Nonetheless, the article does highlight some faves for for a more “authentic” experience, like Saravanaas  (the American outpost of pan-India chain Hotel Saravana Bhavan), a place that definitely recalls weekly Sunday meals at Delhi’s HSB, which offers fast and friendly South Indian snacks and sweets. And it rightly steers you away from so-so chains like Cafe Spice and the offerings on Curry Hill.

The only other Indian food in NYC I’ve really enjoyed was a set meal from a nondescript cart near my office; at the juncture of Park Ave. and 53rd Street, you can get a damn good veg meal, including dal, rice, sabzi, and pickle (!!!), for $4. People who have accompanied me there have complained that the food is only subpar at best, but to me, it tastes most like middle-class India — unpretentious, filling, and lovingly home-cooked.
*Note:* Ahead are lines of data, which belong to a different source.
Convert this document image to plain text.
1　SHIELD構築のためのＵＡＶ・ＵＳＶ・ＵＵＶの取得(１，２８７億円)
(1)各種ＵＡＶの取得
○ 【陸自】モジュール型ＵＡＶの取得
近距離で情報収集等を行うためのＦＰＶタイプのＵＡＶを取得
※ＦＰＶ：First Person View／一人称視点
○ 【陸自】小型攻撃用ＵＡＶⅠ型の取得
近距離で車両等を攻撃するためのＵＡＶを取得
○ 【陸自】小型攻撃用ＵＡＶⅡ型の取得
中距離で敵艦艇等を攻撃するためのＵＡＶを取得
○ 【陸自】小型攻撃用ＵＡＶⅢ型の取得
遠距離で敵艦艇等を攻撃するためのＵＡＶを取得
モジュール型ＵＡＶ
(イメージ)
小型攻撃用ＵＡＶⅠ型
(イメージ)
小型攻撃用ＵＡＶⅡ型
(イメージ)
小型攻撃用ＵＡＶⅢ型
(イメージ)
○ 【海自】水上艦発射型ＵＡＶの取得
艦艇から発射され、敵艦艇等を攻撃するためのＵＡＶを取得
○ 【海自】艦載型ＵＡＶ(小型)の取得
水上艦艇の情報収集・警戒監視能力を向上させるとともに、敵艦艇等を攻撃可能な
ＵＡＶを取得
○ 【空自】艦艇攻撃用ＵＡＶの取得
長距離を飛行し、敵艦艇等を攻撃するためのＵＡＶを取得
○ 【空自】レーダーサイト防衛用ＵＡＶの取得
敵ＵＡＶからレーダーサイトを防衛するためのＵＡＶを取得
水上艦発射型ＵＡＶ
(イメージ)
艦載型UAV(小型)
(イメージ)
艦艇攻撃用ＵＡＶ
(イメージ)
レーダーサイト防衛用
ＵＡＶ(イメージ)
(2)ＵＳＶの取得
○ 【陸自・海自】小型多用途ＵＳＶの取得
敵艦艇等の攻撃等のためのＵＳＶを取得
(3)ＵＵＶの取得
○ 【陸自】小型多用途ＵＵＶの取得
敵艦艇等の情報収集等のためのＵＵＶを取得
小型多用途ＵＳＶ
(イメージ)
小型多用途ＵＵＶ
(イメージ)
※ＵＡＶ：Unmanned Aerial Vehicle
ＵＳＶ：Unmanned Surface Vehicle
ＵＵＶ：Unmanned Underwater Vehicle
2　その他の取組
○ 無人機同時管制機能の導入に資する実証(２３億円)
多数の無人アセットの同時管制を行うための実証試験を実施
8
Still, your best bet is to go to Patel Brothers and stock up on supplies to make your own sabzi and rajma masala — at this Jackson Heights grocer, you can even get fresh paneer and MDH chunky chat masala, an appetizer of maharajas if there ever was one. And if you’re not that adventuresome, you can snatch Kurkure, the subcontinent’s answer to Cheetos, and gorge until your fingers are coated in an oily slick of spices.